Powershell/Batch Files: Verify that a file contains at least one entry from a list of strings - powershell

Here is my current issue: I have a list of 1800 customer numbers (ie 123456789). I need to determine which of these numbers show up in another, much larger (4 gb) file. The larger file is a fixed-width file of all customer information. I know how I would do this in SQL, but like I said it's a flat file.
When searching for individual numbers, I was using a command I found elsewhere on this site which worked very well:
get-content CUSTOMERINFO.txt -ReadCount 1000 | foreach { $_ -match "123456789" }
However, I do not have the expertise to translate this into another command, or a batch file, which would load list.txt and search all lines in customerinfo.txt for the requisite strings.
Time is not a major constraint, as this is running on a test server and will be a once-off project.
Thank you very much for any help you can provide.
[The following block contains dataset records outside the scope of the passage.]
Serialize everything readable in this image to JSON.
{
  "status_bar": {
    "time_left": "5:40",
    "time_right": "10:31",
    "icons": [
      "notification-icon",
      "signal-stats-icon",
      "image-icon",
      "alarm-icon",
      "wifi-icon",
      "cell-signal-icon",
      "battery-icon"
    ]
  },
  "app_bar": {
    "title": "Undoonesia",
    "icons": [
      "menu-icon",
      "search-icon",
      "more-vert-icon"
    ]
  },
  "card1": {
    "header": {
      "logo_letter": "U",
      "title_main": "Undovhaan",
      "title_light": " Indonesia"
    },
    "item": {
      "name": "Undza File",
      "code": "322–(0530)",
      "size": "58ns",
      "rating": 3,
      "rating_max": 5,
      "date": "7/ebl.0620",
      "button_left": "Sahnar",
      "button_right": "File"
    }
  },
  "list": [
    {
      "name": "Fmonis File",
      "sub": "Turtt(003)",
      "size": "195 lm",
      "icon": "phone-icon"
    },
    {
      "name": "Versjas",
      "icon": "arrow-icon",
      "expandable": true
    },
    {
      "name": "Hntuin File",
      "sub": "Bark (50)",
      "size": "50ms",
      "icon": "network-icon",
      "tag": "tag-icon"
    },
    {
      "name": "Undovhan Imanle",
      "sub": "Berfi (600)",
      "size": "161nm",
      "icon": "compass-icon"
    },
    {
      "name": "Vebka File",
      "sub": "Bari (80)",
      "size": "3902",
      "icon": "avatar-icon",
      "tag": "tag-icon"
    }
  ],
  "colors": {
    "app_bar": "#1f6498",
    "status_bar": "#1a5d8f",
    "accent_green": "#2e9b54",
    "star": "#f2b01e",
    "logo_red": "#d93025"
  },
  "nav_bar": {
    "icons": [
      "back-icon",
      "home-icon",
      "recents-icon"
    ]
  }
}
So I appreciate everyone's help. Everybody gave me helpful info that let me get to my final solution, so I appreciate it. Especially to the guy who asked if this was a codewriting request, because it made me realize I needed to just write some code.
For anyone else who runs into the same problem, here is the code I ended up using:
$matches = Get-Content .\list.txt
foreach ($entry in $matches)
{ $results = get-content FiletoSearch -ReadCount 1000 | foreach { $_ -match $entry }
if ($results -eq $null) {
$entry }
else {
"found"}
}
This gives a 'found' entry for everything that was found (which is information I don't need), and gives back the value searched for when it's not found (which is information I do need).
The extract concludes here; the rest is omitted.